Jezus opowiada o człowieku, który postępuje zgodnie z zasadami obowiązującymi na świecie. Czytamy w Bożym Słowie, że świat lubi tych, którzy należą do świata, natomiast nienawidzi tych, którzy należą do Boga. W Ewangelii Jana jest napisane: Jeżeli świat was nienawidzi, to bądźcie pewni, że mnie już przedtem znienawidził. Gdybyście należeli do tego świata, kochałby on was jako swoją własność. Ale nie należycie do tego świata, bo odebrałem was światu i dlatego was nienawidzi (15,18-19).

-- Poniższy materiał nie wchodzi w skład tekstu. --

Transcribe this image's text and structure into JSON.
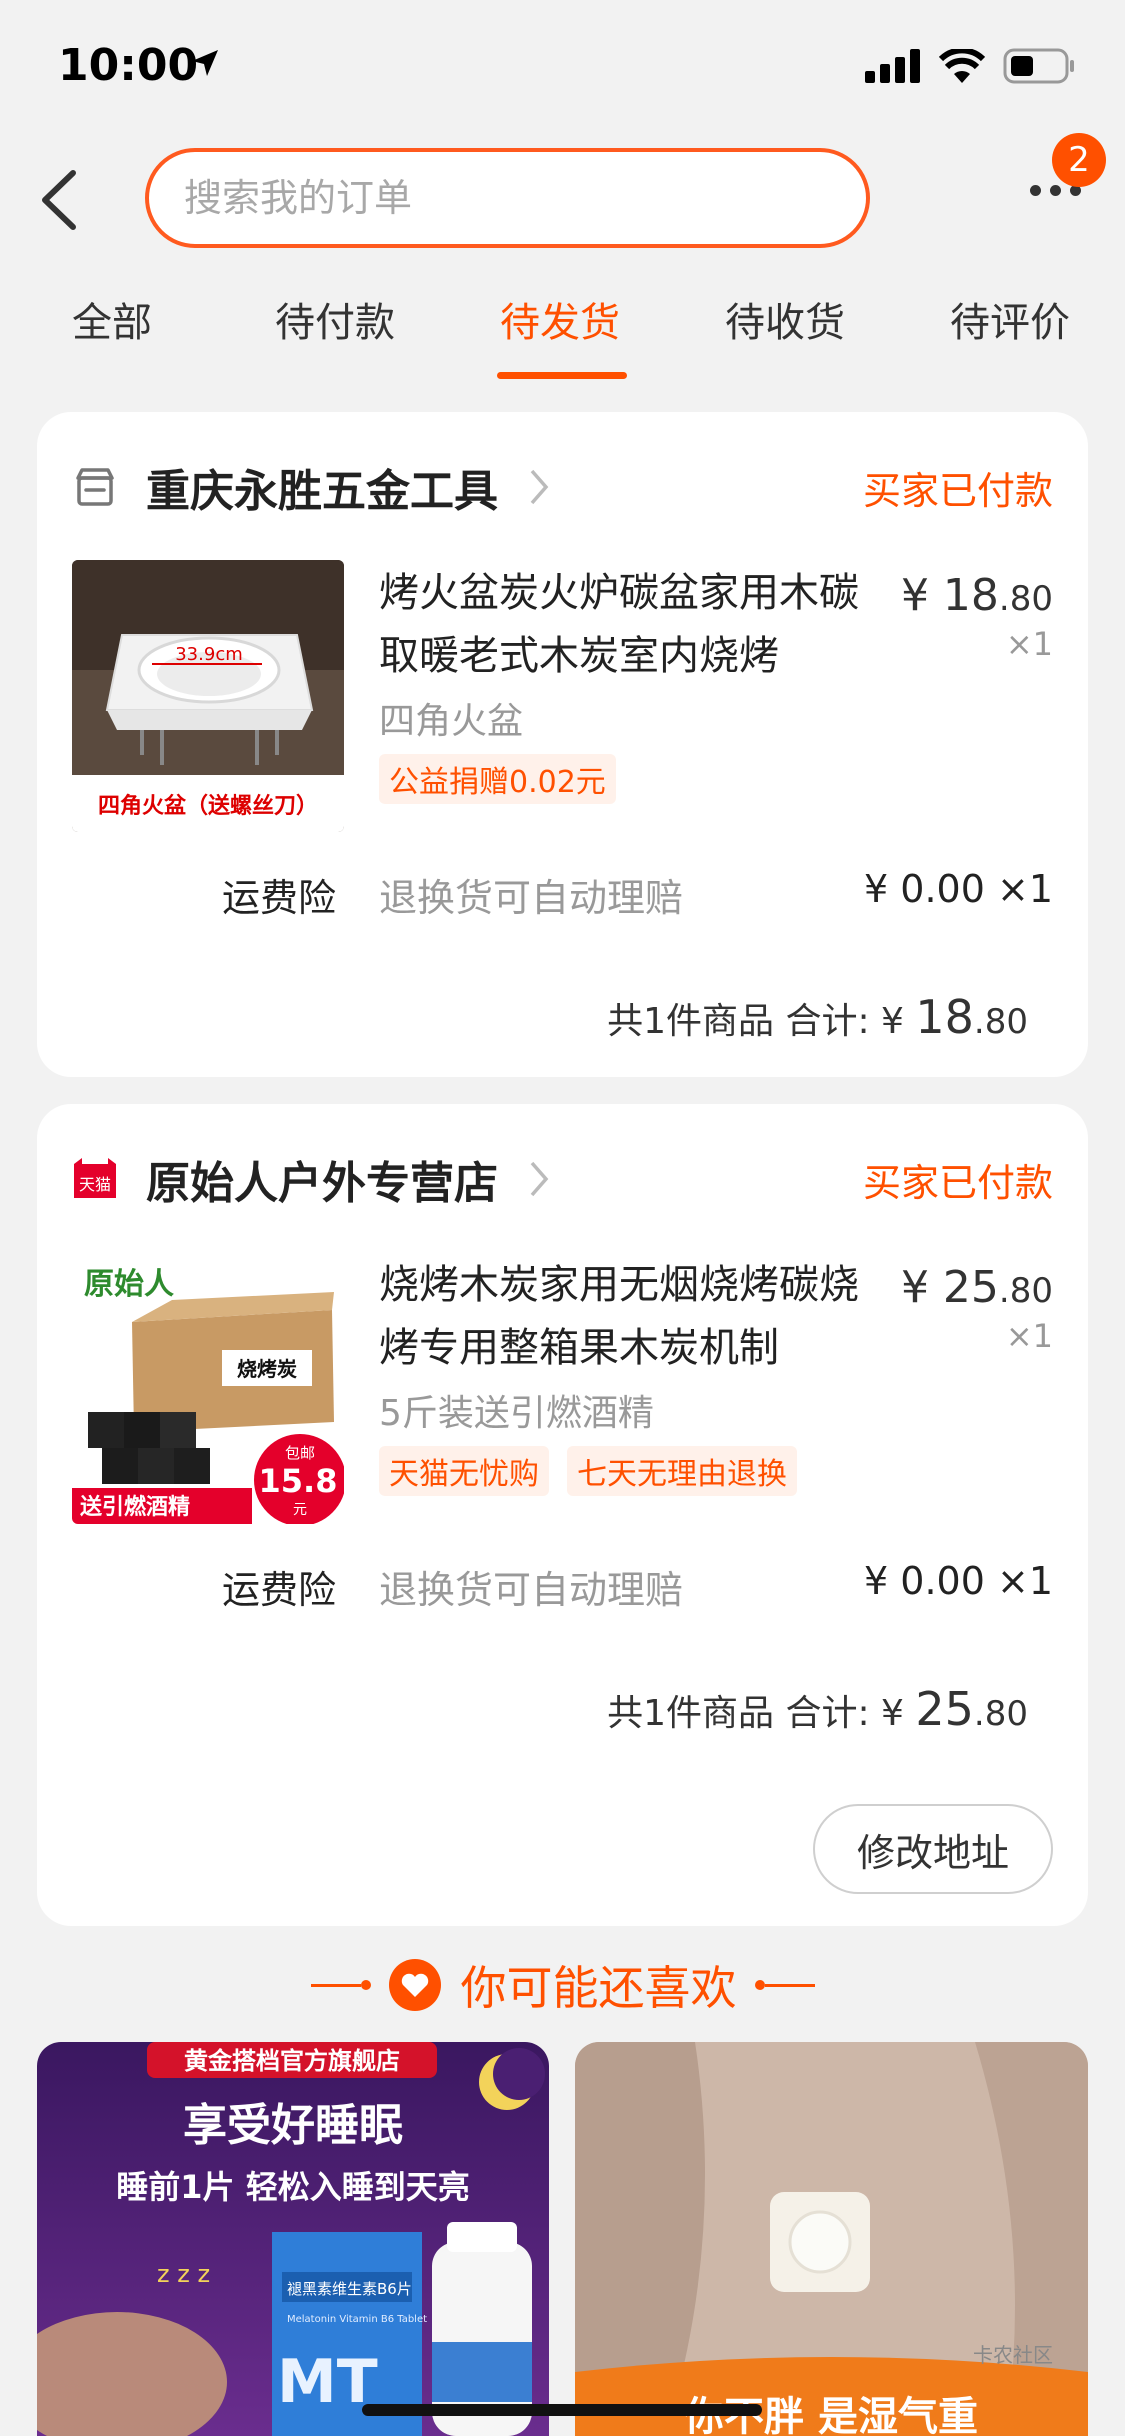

Boże dziecko nie należy do tego świata i nie żyje według jego zasad. W liście do Galacjan ap. Paweł napisał: ...nasz Pan Jezus Chrystus oddał siebie w ofierze za nasze grzechy, aby wyzwolić nas z obecnego złego świata, zgodnie z Wolą Boga, naszego Ojca (1,3-4). W Liście do Rzymian (12,2) Paweł napisał: Nie upodabniajcie się do tego świata, ale poddajcie się przemianie, by odnowił się wasz umysł, abyście umieli rozróżnić co jest dobre, doskonałe, zgodne z wolą Boga. Apostoł Jan w swym liście (1J 2,15) wzywa: Nie miłujcie świata, ani rzeczy, które są na świecie...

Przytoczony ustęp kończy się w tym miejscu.